- Mit den sogenannten «Pandora Papers» sind aus fast 12 Millionen Dokumenten die Offshore-Geschäfte und Briefkastenfirmen von hunderten Politikern und Amtsträgern weltweit bekannt geworden.
- In der Datensammlung finden sich neben Regierungsvertretern auch Oligarchen, Kriminelle und Prominente.
- Mehr als 600 Journalistinnen und Journalisten auf der ganzen Welt haben die wahren Eigentümer von mehr als 27’000 Briefkastenfirmen recherchiert.
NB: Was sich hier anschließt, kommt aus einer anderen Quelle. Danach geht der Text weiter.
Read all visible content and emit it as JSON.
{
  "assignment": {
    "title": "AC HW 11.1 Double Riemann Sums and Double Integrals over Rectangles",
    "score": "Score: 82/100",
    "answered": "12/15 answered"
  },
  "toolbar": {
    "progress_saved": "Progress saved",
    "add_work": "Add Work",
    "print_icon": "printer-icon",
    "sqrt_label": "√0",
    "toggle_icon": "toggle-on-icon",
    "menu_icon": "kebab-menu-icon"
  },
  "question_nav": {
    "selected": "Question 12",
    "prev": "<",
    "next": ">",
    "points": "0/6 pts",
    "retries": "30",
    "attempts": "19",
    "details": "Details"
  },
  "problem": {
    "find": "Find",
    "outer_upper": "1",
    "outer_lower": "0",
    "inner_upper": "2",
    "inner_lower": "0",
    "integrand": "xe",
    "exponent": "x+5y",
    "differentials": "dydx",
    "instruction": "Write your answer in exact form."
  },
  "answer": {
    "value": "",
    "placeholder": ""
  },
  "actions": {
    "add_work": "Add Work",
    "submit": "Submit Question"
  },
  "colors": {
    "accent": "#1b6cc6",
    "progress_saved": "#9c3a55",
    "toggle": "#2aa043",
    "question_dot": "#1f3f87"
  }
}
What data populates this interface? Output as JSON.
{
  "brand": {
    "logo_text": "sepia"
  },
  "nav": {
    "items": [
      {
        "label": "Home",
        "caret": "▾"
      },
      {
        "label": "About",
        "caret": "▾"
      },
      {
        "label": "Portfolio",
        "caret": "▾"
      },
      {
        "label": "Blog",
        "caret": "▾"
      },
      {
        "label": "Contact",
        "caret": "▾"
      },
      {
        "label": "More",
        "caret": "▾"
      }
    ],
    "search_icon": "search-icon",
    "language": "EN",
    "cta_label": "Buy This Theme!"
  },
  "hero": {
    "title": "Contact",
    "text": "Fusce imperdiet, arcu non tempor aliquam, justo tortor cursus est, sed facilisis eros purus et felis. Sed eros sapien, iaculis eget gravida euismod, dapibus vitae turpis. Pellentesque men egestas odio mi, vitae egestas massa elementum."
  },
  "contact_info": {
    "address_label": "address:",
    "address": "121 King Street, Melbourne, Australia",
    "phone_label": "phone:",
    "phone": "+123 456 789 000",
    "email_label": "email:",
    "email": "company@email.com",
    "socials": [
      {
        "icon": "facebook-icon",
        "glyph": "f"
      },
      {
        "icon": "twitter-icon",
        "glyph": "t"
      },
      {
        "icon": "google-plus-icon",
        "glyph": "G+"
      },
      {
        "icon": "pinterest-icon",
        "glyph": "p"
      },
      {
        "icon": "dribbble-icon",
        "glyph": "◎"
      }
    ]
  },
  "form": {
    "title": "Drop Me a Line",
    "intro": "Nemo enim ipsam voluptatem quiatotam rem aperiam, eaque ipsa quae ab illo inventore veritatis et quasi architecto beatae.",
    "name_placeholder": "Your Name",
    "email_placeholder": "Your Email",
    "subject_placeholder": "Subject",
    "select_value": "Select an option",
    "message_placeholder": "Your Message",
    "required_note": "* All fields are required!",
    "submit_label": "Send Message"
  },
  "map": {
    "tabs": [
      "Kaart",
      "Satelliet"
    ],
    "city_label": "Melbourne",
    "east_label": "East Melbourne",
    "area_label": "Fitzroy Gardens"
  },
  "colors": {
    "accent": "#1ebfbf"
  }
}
Im April 2016 sind die «Panama Papers» bekannt geworden. Die vertraulichen Unterlagen des Offshore-Dienstleisters Mossack Fonseca in Panama gelangten damals durch ein Datenleck an die Öffentlichkeit.
«Pandora Papers» der ICIJ
Offenbar habe sich seither nicht viel verändert, sagt Oliver Zihlmann, der beim «Tages-Anzeiger» an den Recherchen des internationalen Konsortiums Investigativer Journalisten (ICIJ) beteiligt war: «Nach den ‹Panama Papers› gab es weltweit ein Aufruf, dagegen vorzugehen. Das neue Leck zeigt, dass nichts passiert ist. Hier sind ganz viele Briefkastenfirmen, die aufrechterhalten wurden, auch für hochproblematische Kunden, sogar Kriminelle.»
Kriminelle wurden von der Schweiz aus beraten
An diesem Punkt schloss die neue Recherche an und enthüllt nun erneut, wie über 300 einflussreiche Personen nach wie vor ihr Vermögen in Briefkastenfirmen in der Karibik verstecken: Vom spanischen König über eine Geliebte von Wladimir Putin bis zum König von Jordanien, der beim Verstecken von rund 100 Millionen Franken auf Hilfe aus der Schweiz gezählt haben soll.
Für Zihlmann vom «Tages-Anzeiger» ging das sogar so weit, «dass die Schweizer Berater, die das gemacht haben, angewiesen wurden, Namen geheim zu halten.» Wenn jemand in einer öffentlichen Funktion so grosse Vermögen versteckt halte, dann stellten sich halt eine Reihe von Fragen.
Warum ist dies trotz des Drucks des Schweizer Parlaments immer noch möglich? Zihlmann sieht die Schwierigkeit darin, dass im Parlament gesagt wurde – auch von Anwälten und Treuhändern – die Schweiz sei ein Musterschüler und es laufe alles gut. «Aber gleichzeitig sehen wir, dass bis in die jüngste Zeit auch Kriminelle bedient worden sind aus der Schweiz.»
Prominente Politiker unter Druck
Die «Pandora Papers» dürften nicht nur in der Schweiz wieder einmal Fragen über internationale Steuerschlupflöcher aufwerfen – sie bringen auch manch einen namhaften Politiker in Erklärungsnot.
Zum Beispiel den Milliardär und heutigen Ministerpräsidenten Tschechiens, Andrej Babiš. Als er in die Politik einstieg, versprach er eine «Anti-Korruptions-Revolution». Jetzt ist er selber im Visier von Korruptionsermittlern. Darunter auch wegen unrechtmässigen Bezügen von EU-Fördergeldern.
Aus den heute bekannt gewordenen «Pandora Papers» geht hervor, dass Babiš ein Schloss in Frankreich besitzt und über drei Offshore-Briefkasten-Firmen kontrolliert, die er alle nicht deklariert hat.
Babiš wollte zu den Vorwürfen auf Anfrage nicht Stellung nehmen. Auf die Kritik reagierte er im Wahlkampf vor vier Jahren: «Ja, es gibt einen Interessenskonflikt. Aber ich bin die meistverfolgte Person in diesem Land. Ich bin der Feind Nummer eins hier für das klassische politische System.»
In Tschechien ist Regierungschef Babiš hochumstritten – und in fünf Tagen stehen Wahlen an. Die Journalisten des Recherche-Konsortiums haben dies aber nicht als Grundlage für die Veröffentlichung genommen, erklärt Oliver Zihlmann: «Das hat mit Tschechien überhaupt nichts zu tun, wir sind ja ein Konsortium mit über 140 Medien. Und da muss man einen Termin finden, aktuell jetzt, nach den Wahlen in Deutschland.»